Friday, 19 de April de 2024 ISSN 1519-7670 - Ano 24 - nº 1284

O fato e o factóide

A proposta de criação do Conselho Federal de Jornalismo (CFJ) voltou a gerar polêmica entre membros do governo federal e veículos de comunicação. No entanto, o fato volta a mexer em ‘feridas’ devido ao envolvimento do correspondente Larry Rohter, do jornal The New York Times‘, o mesmo que publicou uma matéria a respeito de um suposto hábito de beber do presidente Luiz Inácio Lula da Silva, em maio deste ano.

Na ocasião, a repercussão da matéria ganhou projeção nacional e internacional porque o governo brasileiro chegou a pedir a revogação do visto do jornalista no país como forma de punição, mas acabou desistindo diante da imagem negativa da medida.

A exemplo da matéria anterior, o texto ‘Plano para domar jornalistas apenas os revolta no Brasil’, cuja tradução é de George El Khouri Andolfato e pode ser consultado no link (http://noticias.uol.com.br/midiaglobal/nytimes/2004/
09/06/ult574u4459.jhtm
), publicada pelo NYTimes em 6/9, demonstra a falta de critério do profissional americano e de seus editores.

Não pretendo retomar as questões envolvendo o projeto de criação do CFJ, que já foi alvo de debate neste espaço e que merece uma ampla discussão de forma apropriada devido à importância da proposta e à necessidade de ajustes no texto original. Por isso, vou me ater aos conceitos técnicos utilizados pelo correspondente durante a produção de seu material e que podem ser facilmente observados em seu texto final.

Ao ler o material, a primeira sensação que se tem é que o texto não passa de uma matéria ‘cozinhada’ [jargão para definir que o texto foi reescrito e teve como base matéria publicada em outro(s) veículo(s) de comunicação], o que desqualifica em boa parte a credibilidade do profissional por dois motivos: 1) não creditou a(s) autoria(s) do texto original e, 2) não apresentou qualquer tipo de comprometimento em apurar os fatos como sugere qualquer manual básico de redação.

Questões éticas ou a ausência delas

Uma leitura um pouco mais atenta nos remete ao questionamento dos conceitos éticos que são exigidos de um profissional de imprensa, principalmente sendo correspondente de um dos veículos de comunicação mais conceituados dos EUA.

De acordo com Eugênio Bucci, em seu livro Sobre Ética e Imprensa (Companhia das Letras, 2003), o jornalismo moderno precisa estar organizado de forma a garantir os interesses da população.

‘A liberdade de imprensa, a propósito, é um princípio assegurado não por eles, jornalistas, mas pela sociedade, que deles precisa para mediar a comunicação pública.

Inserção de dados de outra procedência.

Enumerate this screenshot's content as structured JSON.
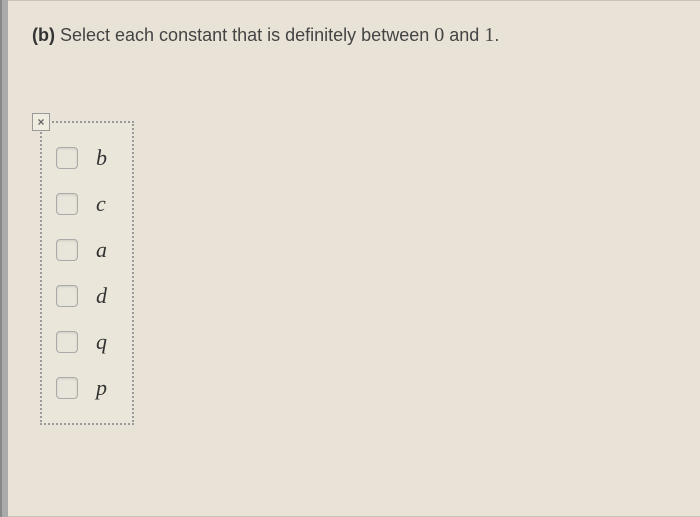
{
  "question": {
    "label": "(b)",
    "text_before": "Select each constant that is definitely between",
    "num1": "0",
    "text_mid": "and",
    "num2": "1",
    "text_after": "."
  },
  "close_icon": "×",
  "options": [
    {
      "label": "b"
    },
    {
      "label": "c"
    },
    {
      "label": "a"
    },
    {
      "label": "d"
    },
    {
      "label": "q"
    },
    {
      "label": "p"
    }
  ]
}
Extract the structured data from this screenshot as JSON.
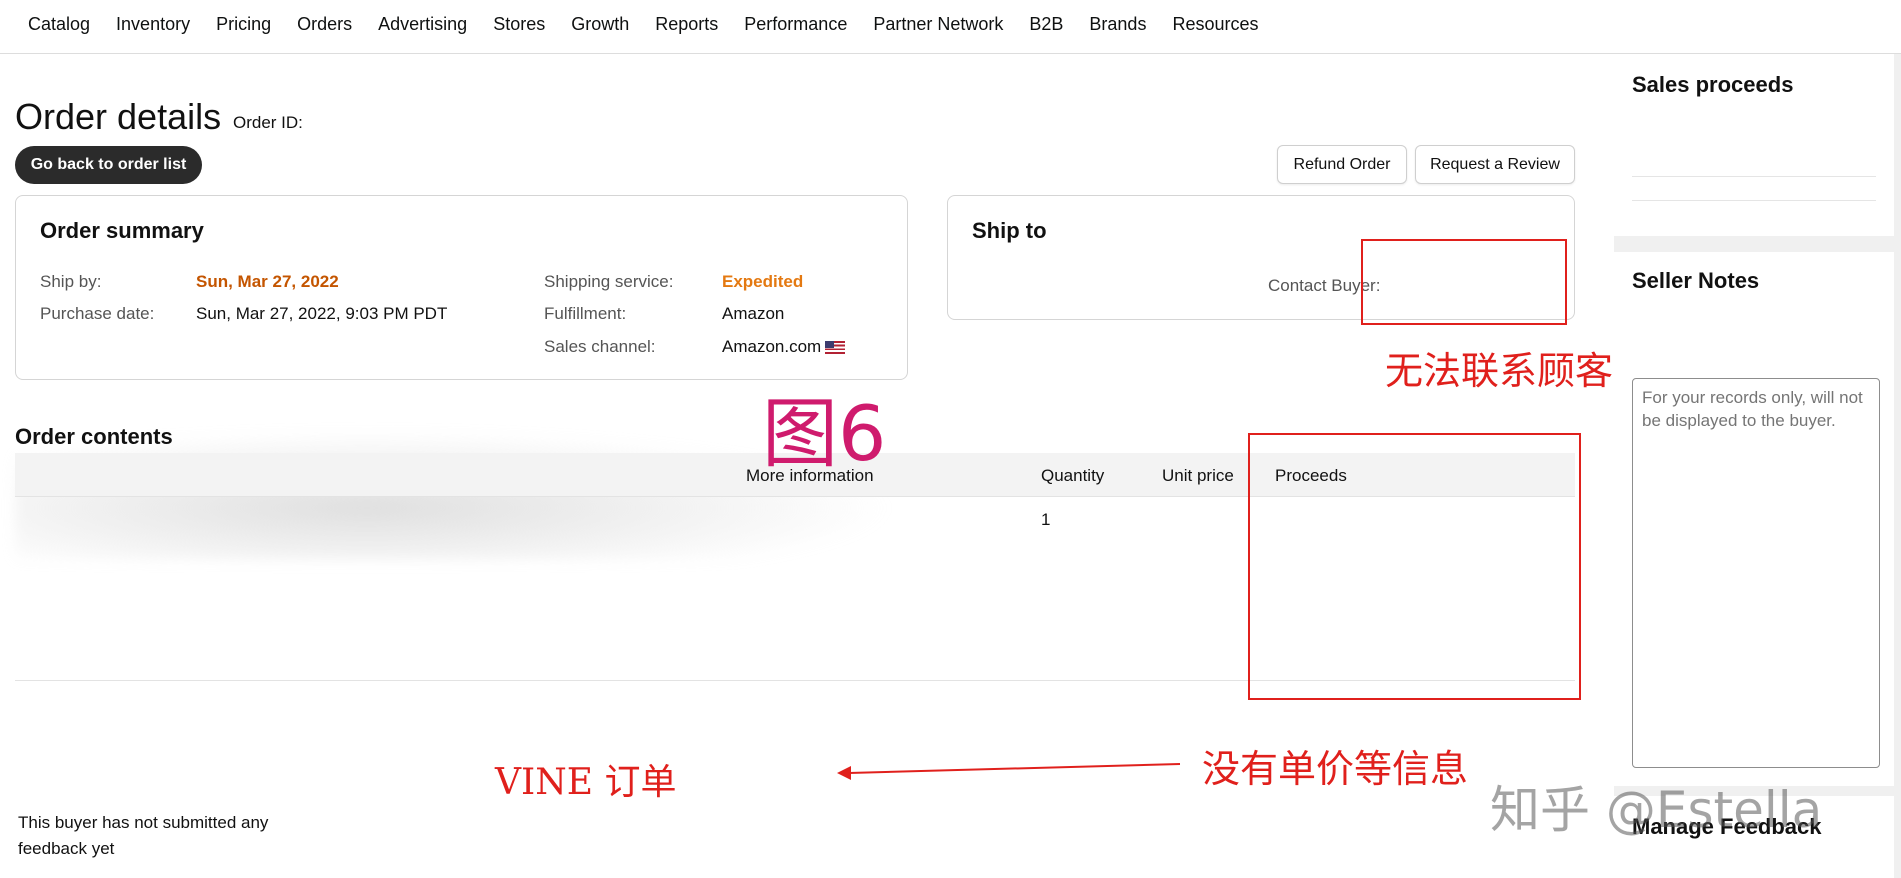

Do mesmo modo, está no fundamento da ética jornalística, qualquer que seja a sua acepção, a defesa da liberdade, da verdade, da justiça, da pluralidade de opiniões e de pontos de vista, e da vigilância dos atos do governo. De forma que o que pode haver de melhor na imprensa é aquilo que contribua para o aperfeiçoamento dos princípios e dos valores sobre os quais repousa a sua própria liberdade. É claro que pode haver publicações e programações de rádios e TV sob regimes despóticos, mas o espírito do jornalismo, tal qual ele foi gerado pelas revoluções que entregaram o poder ao cidadão (e ao povo), só faz sentido quando conjugado com o projeto democrático’. (Bucci, 2003, p. 18-19)

Tomando como base as observações de Bucci e fazendo um paralelo com o texto publicado pelo New York Times, alguns fundamentos básicos como ‘pluralidade de opiniões e de pontos de vista’ foram ignorados pelo repórter e deixaram de ser exigidos pelos seus editores.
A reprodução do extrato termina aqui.